A Rede de Hotéis Deville tem aplicado em algumas unidades a tarifa sem café da manhã que é atrativa pelo valor, mas pode gerar algumas confusões. “Percebemos que existem as pessoas que compram a tarifa sem café no impulso, apenas pelo valor baixo e acabam não lendo todas as condições de reservas e chegam ao hotel sem saber que a mesma não está com café da manhã incluso. Nesse caso oferecermos o café da manhã avulso para aqueles que por algum motivo compraram a tarifa errada”, esclarece Delabheta.  Moura entende que, da mesma forma como a diária com café da manhã é algo que precisou ser ressignificado ao longo dos últimos anos, a cobrança por serviços extras e opcionais também exigirá um trabalho contínuo e contundente de reeducar esse viajante. Os hotéis com serviços a escolha do cliente é uma tendência que têm crescido e veio para ficar.
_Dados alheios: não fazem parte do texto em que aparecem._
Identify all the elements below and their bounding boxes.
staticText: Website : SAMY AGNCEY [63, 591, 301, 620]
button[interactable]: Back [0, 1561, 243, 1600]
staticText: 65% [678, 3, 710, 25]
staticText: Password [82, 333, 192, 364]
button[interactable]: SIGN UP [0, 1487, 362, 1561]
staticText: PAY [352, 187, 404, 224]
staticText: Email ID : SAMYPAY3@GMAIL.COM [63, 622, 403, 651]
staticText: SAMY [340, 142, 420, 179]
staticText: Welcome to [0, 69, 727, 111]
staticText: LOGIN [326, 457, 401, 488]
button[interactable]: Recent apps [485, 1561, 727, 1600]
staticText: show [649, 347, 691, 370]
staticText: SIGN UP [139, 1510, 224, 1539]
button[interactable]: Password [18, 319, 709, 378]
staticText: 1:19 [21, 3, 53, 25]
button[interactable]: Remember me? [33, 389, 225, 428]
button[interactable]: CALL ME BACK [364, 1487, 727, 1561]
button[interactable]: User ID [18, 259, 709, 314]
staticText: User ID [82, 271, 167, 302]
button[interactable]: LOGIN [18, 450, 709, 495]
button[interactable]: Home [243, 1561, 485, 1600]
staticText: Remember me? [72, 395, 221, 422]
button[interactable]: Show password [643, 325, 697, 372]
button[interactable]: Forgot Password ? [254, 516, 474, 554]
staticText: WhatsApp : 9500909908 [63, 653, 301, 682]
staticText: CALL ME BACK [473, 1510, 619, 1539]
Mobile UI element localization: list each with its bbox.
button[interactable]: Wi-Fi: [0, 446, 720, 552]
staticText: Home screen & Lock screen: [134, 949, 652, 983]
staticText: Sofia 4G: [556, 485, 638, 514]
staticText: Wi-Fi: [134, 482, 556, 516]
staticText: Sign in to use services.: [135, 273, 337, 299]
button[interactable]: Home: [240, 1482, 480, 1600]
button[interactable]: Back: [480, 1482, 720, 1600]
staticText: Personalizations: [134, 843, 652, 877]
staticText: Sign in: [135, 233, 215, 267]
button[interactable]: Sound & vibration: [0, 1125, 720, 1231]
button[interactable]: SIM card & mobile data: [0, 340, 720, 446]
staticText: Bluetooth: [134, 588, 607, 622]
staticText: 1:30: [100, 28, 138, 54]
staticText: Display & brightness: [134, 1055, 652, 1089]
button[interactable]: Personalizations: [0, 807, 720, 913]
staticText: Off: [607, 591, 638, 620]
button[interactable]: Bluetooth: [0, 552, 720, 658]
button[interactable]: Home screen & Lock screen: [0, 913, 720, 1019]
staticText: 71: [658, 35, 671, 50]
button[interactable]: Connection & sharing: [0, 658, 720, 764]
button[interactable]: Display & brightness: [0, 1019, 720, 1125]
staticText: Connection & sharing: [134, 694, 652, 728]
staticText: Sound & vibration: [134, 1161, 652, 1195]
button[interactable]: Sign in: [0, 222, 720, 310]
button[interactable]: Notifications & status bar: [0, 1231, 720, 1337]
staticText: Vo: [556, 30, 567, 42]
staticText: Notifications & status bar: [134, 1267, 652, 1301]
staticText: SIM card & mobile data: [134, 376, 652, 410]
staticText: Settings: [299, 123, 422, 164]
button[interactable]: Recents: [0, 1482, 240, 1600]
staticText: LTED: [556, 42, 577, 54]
Assim como a pandemia trouxe um novo comportamento dos hóspedes que passaram a procurar cada vez mais exclusividade, privacidade e independência, também é preciso oferecer opções para que as experiências sejam cada vez mais personalizadas, tanto do ponto de vista dos serviços, quanto dos custos. “Diante da pluralidade de perfis, acredito que deixar serviços à disposição para o que o hóspede faça as escolhas mais aderentes às suas necessidades — sobretudo os mais especiais, relacionados a experiências — seja uma estratégia muito assertiva”, conclui Luiz Moura.

Melhores estratégias

Para Gabriela Otto a segmentação, por exemplo, é uma das melhores estratégias para garantir que as ofertas atendam a vários viajantes diferentes com orçamento, comportamentos e necessidades diferentes. “Além do early check-in e ou late check-out e dos pacotes, podem ser oferecidos vouchers para presente, produtos customizados com a marca do hotel, cash back para ser utilizado no seu próprio hotel, incrementar o frigobar, oferecer room service e/ou uma copa com micro-ondas e opções de sanduíches e comidas congeladas de preparo rápido, ou seja, são muitas opções. O importante é saber que cada estratégia de opcionais dependem do conhecimento que o hotel tem dos desejos e necessidades dos seus hóspedes”. E conclui: “Em geral, com o aumento dos custos de aquisição de cliente, é normal que os fornecedores do turismo busquem formas de estimular sua rentabilidade, e os opcionais (fora do ‘core business’ do hotel) ajudam muito. São uma boa prática, e isso é unanimidade entre os especialistas do setor, mas o grande desafio é como são implementadas. A comunicação adequada exaltando a satisfação do hóspede, a customização e o foco no LTV (long time value) do cliente são fundamentais para o sucesso da estratégia. Uma das maneiras mais fáceis de identificar oportunidades de receitas auxiliares subutilizadas é analisar as ofertas / pacotes existentes e identificar quais trazem mais conversões. Ao fazer isso, é possível expandir as ofertas de melhor desempenho e lucrar oferecendo aos hóspedes mais do que eles desejam com o benefício da escolha ficar a critério deles”, concluiu Gabriela.